Berenice revirou os olhos, quase se arrependendo de ter perguntado.
─ O menino está aqui. ─ esclareceu ele para o espanto de Berenice. ─ Jade, a mãe não era de Thalema. Charles a conheceu na Ilha dos Esquecidos. E, o próprio também não tem família viva além do filho. Logo não havia com quem deixá-lo.
─ E ele vai morar aqui?
─ No futuro... Sim! Afinal, como eu poderia o deixar desposar minha única filha e não morar sob este teto? Mas por hora, é apenas temporário. Já enviei uma mensagem para Plien. Em uma ou duas semanas Charles deve estar aqui.
Berenice estava com o olhar perdido. Sua mente era uma torrente de pensamentos. "Como seu pai podia banalizar os sentimentos dela e de Frank?", "Será que o menino era pelo menos bonito?", "Em duas semanas iria conhecer o herói de Thalema?" e "Não me interessa saber se é bonito!
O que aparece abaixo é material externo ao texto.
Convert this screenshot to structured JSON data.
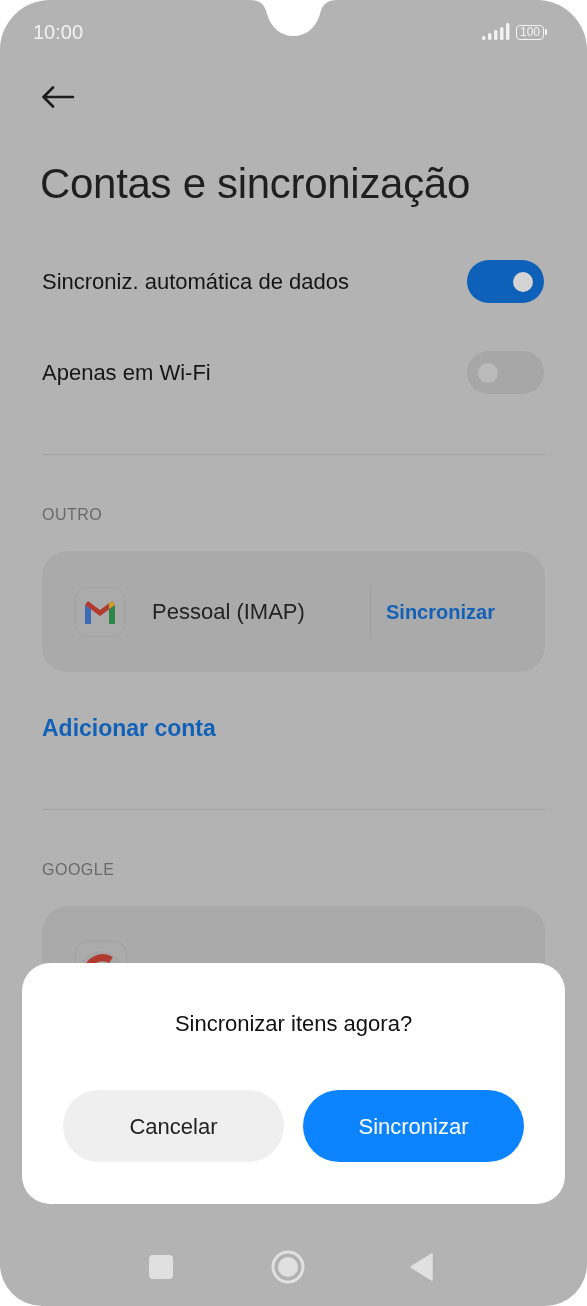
{
  "status_bar": {
    "time": "10:00",
    "battery": "100"
  },
  "title": "Contas e sincronização",
  "toggles": [
    {
      "label": "Sincroniz. automática de dados",
      "on": true
    },
    {
      "label": "Apenas em Wi-Fi",
      "on": false
    }
  ],
  "sections": [
    {
      "header": "OUTRO",
      "accounts": [
        {
          "kind": "gmail",
          "name": "Pessoal (IMAP)",
          "action": "Sincronizar"
        }
      ],
      "link": "Adicionar conta"
    },
    {
      "header": "GOOGLE",
      "accounts": [
        {
          "kind": "google"
        }
      ]
    }
  ],
  "dialog": {
    "title": "Sincronizar itens agora?",
    "buttons": [
      {
        "label": "Cancelar",
        "kind": "secondary"
      },
      {
        "label": "Sincronizar",
        "kind": "primary"
      }
    ]
  }
}
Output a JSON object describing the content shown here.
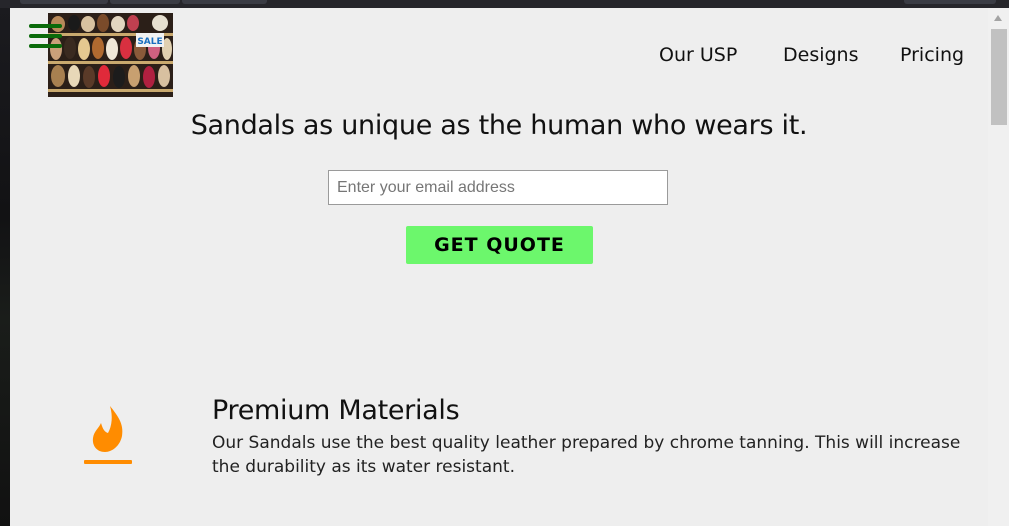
{
  "nav": {
    "items": [
      {
        "label": "Our USP"
      },
      {
        "label": "Designs"
      },
      {
        "label": "Pricing"
      }
    ]
  },
  "logo": {
    "sale_text": "SALE"
  },
  "hero": {
    "title": "Sandals as unique as the human who wears it.",
    "email_placeholder": "Enter your email address",
    "email_value": "",
    "cta_label": "GET QUOTE"
  },
  "features": [
    {
      "icon": "fire-icon",
      "title": "Premium Materials",
      "text": "Our Sandals use the best quality leather prepared by chrome tanning. This will increase the durability as its water resistant."
    }
  ],
  "colors": {
    "page_background": "#eeeeee",
    "cta_background": "#6cf76c",
    "hamburger": "#0a6a0a",
    "fire_icon": "#ff8c00"
  }
}
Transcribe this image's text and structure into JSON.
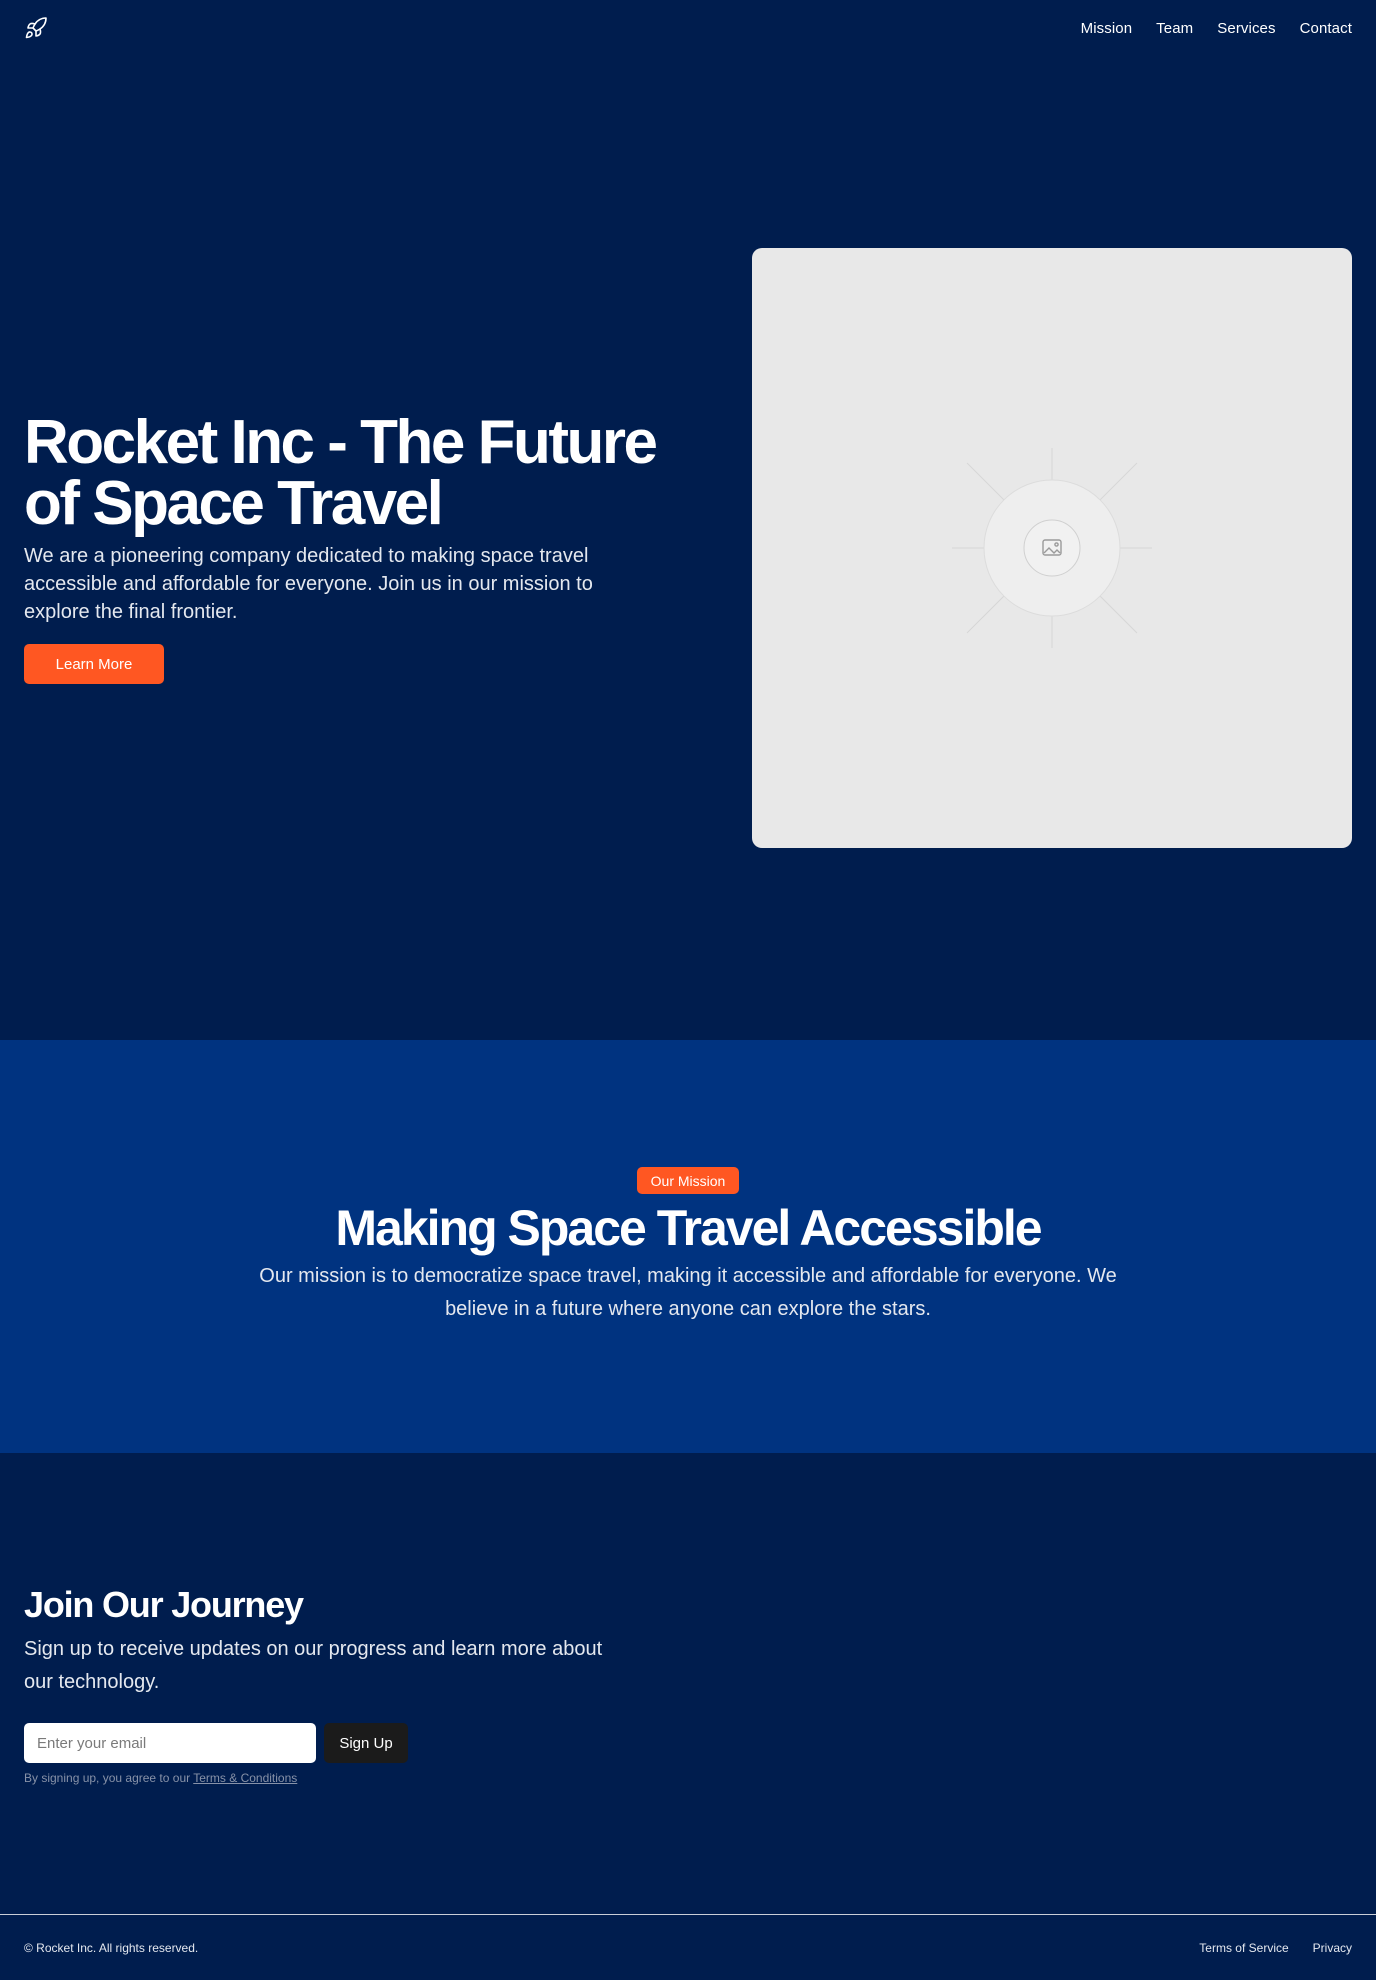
{
  "header": {
    "logo_icon": "rocket-icon",
    "nav": [
      {
        "label": "Mission"
      },
      {
        "label": "Team"
      },
      {
        "label": "Services"
      },
      {
        "label": "Contact"
      }
    ]
  },
  "hero": {
    "title": "Rocket Inc - The Future of Space Travel",
    "description": "We are a pioneering company dedicated to making space travel accessible and affordable for everyone. Join us in our mission to explore the final frontier.",
    "cta_label": "Learn More",
    "image_icon": "image-placeholder-icon"
  },
  "mission": {
    "badge": "Our Mission",
    "title": "Making Space Travel Accessible",
    "description": "Our mission is to democratize space travel, making it accessible and affordable for everyone. We believe in a future where anyone can explore the stars."
  },
  "signup": {
    "title": "Join Our Journey",
    "description": "Sign up to receive updates on our progress and learn more about our technology.",
    "email_placeholder": "Enter your email",
    "button_label": "Sign Up",
    "terms_prefix": "By signing up, you agree to our ",
    "terms_link": "Terms & Conditions"
  },
  "footer": {
    "copyright": "© Rocket Inc. All rights reserved.",
    "links": [
      {
        "label": "Terms of Service"
      },
      {
        "label": "Privacy"
      }
    ]
  },
  "colors": {
    "background": "#001d4e",
    "mission_background": "#003380",
    "accent": "#ff5722",
    "dark_button": "#1b1b1b",
    "image_placeholder": "#e8e8e8"
  }
}
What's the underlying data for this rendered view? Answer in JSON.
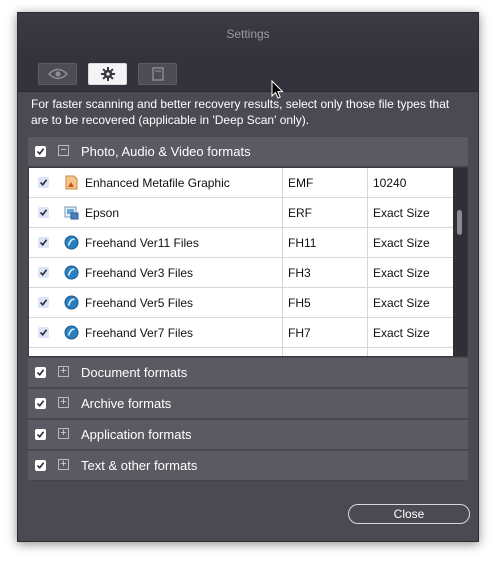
{
  "window": {
    "title": "Settings"
  },
  "toolbar": {
    "buttons": [
      {
        "icon": "eye-icon",
        "active": false
      },
      {
        "icon": "gear-icon",
        "active": true
      },
      {
        "icon": "document-icon",
        "active": false
      }
    ]
  },
  "info_text": "For faster scanning and better recovery results, select only those file types that are to be recovered (applicable in 'Deep Scan' only).",
  "categories": [
    {
      "label": "Photo, Audio & Video formats",
      "checked": true,
      "expanded": true
    },
    {
      "label": "Document formats",
      "checked": true,
      "expanded": false
    },
    {
      "label": "Archive formats",
      "checked": true,
      "expanded": false
    },
    {
      "label": "Application formats",
      "checked": true,
      "expanded": false
    },
    {
      "label": "Text & other formats",
      "checked": true,
      "expanded": false
    }
  ],
  "file_types": [
    {
      "name": "Enhanced Metafile Graphic",
      "ext": "EMF",
      "size": "10240",
      "checked": true,
      "icon": "image-file-icon"
    },
    {
      "name": "Epson",
      "ext": "ERF",
      "size": "Exact Size",
      "checked": true,
      "icon": "photo-file-icon"
    },
    {
      "name": "Freehand Ver11 Files",
      "ext": "FH11",
      "size": "Exact Size",
      "checked": true,
      "icon": "freehand-icon"
    },
    {
      "name": "Freehand Ver3 Files",
      "ext": "FH3",
      "size": "Exact Size",
      "checked": true,
      "icon": "freehand-icon"
    },
    {
      "name": "Freehand Ver5 Files",
      "ext": "FH5",
      "size": "Exact Size",
      "checked": true,
      "icon": "freehand-icon"
    },
    {
      "name": "Freehand Ver7 Files",
      "ext": "FH7",
      "size": "Exact Size",
      "checked": true,
      "icon": "freehand-icon"
    }
  ],
  "close_label": "Close",
  "colors": {
    "window_bg": "#4b4a52",
    "category_bg": "#5b5a62",
    "accent": "#2a7fc0"
  }
}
Vou dar um jeito de escapar disso!".
─ Eu iria sugerir conhecê-lo... Mas não creio que seja o momento mais oportuno.

Joshua passou toda a estadia no quarto da Mansão Von Clifford.
Após o funeral de sua mãe, ele não verteu mais nenhuma lágrima. As aias levavam comida e bebida para o menino no quarto. Allan tentou conversar com ele certa noite, após o jantar, mas resultou em uma ação sem frutos, pois o garoto permaneceu emudecido.
A própria Berenice estava cogitando se deveria tentar consolar o menino que um dia seria seu marido, mas ele permanecia resoluto em não conversar com ninguém. Assim, ela desistiu antes mesmo de tentar.

Audred, Jason e Irenio uma semana após o ocorrido, foram julgados culpados por abandonarem seus postos e sentenciados a morte por enforcamento.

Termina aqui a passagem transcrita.